We are asking you to contact your clients for whom you hold
Original Notes registered in your name or in the name of your
nominee. In addition, we ask you to contact your clients who, to
your knowledge, hold Original Notes registered in their own
name. The Company will not pay any fees or commissions to any
broker, dealer or other person in connection with the
solicitation of tenders pursuant to the Exchange Offer. You
will, however, be reimbursed by the Company for customary
mailing and handling expenses incurred by you in forwarding any
of the enclosed materials to your clients. The Company will pay
all transfer taxes, if any, applicable to the tender of Original
Notes to it or its order, except as otherwise provided in the
Prospectus and the Letter of Transmittal.

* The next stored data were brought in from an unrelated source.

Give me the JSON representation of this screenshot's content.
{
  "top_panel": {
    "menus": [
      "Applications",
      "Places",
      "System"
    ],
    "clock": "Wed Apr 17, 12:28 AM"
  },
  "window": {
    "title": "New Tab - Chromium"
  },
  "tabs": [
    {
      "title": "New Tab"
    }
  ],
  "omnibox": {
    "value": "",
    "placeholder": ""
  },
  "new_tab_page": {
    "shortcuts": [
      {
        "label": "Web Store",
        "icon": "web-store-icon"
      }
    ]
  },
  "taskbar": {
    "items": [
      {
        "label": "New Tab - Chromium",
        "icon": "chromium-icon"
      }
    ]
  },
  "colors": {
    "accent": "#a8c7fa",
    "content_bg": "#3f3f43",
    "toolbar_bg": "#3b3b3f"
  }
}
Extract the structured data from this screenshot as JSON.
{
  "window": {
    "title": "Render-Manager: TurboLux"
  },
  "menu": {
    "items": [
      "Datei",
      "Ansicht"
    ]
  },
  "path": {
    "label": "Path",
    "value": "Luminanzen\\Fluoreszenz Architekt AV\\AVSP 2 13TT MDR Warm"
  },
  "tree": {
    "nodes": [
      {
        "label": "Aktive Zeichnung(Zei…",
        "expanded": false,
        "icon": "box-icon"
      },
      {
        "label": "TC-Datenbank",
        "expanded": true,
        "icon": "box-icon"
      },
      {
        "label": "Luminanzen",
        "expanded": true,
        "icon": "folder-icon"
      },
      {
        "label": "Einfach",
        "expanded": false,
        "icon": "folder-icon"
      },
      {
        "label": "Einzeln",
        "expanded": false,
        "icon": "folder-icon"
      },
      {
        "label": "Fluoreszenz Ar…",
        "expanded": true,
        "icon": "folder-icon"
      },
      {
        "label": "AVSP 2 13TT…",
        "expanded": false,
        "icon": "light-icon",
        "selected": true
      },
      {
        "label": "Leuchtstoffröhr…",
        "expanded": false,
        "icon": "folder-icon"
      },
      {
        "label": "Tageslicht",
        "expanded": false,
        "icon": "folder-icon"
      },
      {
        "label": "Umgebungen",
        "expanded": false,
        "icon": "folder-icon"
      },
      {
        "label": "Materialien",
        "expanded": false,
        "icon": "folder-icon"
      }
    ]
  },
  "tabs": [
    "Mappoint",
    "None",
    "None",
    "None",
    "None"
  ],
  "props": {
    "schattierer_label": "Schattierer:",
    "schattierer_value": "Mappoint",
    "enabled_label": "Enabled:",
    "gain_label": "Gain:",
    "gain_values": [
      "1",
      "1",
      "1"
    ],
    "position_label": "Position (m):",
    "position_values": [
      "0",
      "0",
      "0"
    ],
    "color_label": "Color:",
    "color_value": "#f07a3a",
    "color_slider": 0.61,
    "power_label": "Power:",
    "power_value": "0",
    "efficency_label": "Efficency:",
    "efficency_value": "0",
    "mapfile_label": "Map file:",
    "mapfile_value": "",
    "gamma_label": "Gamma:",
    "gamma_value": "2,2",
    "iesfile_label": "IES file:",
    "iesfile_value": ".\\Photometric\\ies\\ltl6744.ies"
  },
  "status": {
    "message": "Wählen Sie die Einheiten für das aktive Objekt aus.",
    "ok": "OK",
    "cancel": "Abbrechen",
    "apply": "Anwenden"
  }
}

Enclosed are copies of the following documents:
1. The Prospectus;
2. A Letter of
Transmittal for your use in connection with the tender of
Original Notes and for the information of your clients;
3. A form of letter
that may be sent to your clients for whose accounts you hold
Original Notes registered in your name or the name of your
nominee, with space provided for obtaining the clients’
instructions with regard to the Exchange Offer; and
4. A form of Notice of
Guaranteed Delivery.
Your prompt action is requested. The Exchange Offer will expire
at 5:00 p.m., New York City time, on
[ ],
2011, unless extended (the “Expiration Date”).
Original Notes tendered pursuant to the Exchange Offer may be
withdrawn, subject to the procedures described in the
Prospectus, at any time prior to the Expiration Date.
To tender Original Notes, certificates for Original Notes or a
Book-Entry Confirmation, a duly executed and properly completed
Letter of Transmittal or a facsimile thereof, and any other
required documents, must be received by the Exchange Agent as
provided in the Prospectus and the Letter of Transmittal.
Additional copies of the enclosed material may be obtained from
Wells Fargo Bank, National Association, the Exchange Agent, by
calling
(800) 344-5128,
option 0.
Very truly yours,
MedAssets, Inc.
NOTHING HEREIN OR IN THE ENCLOSED DOCUMENTS SHALL CONSTITUTE
YOU OR ANY PERSON AS AN AGENT OF THE COMPANY OR THE EXCHANGE
AGENT, OR AUTHORIZE YOU OR ANY OTHER PERSON TO MAKE ANY
STATEMENTS ON BEHALF OF EITHER OF THEM WITH RESPECT TO THE
EXCHANGE OFFER, EXCEPT FOR STATEMENTS EXPRESSLY MADE IN THE
PROSPECTUS AND THE LETTER OF TRANSMITTAL.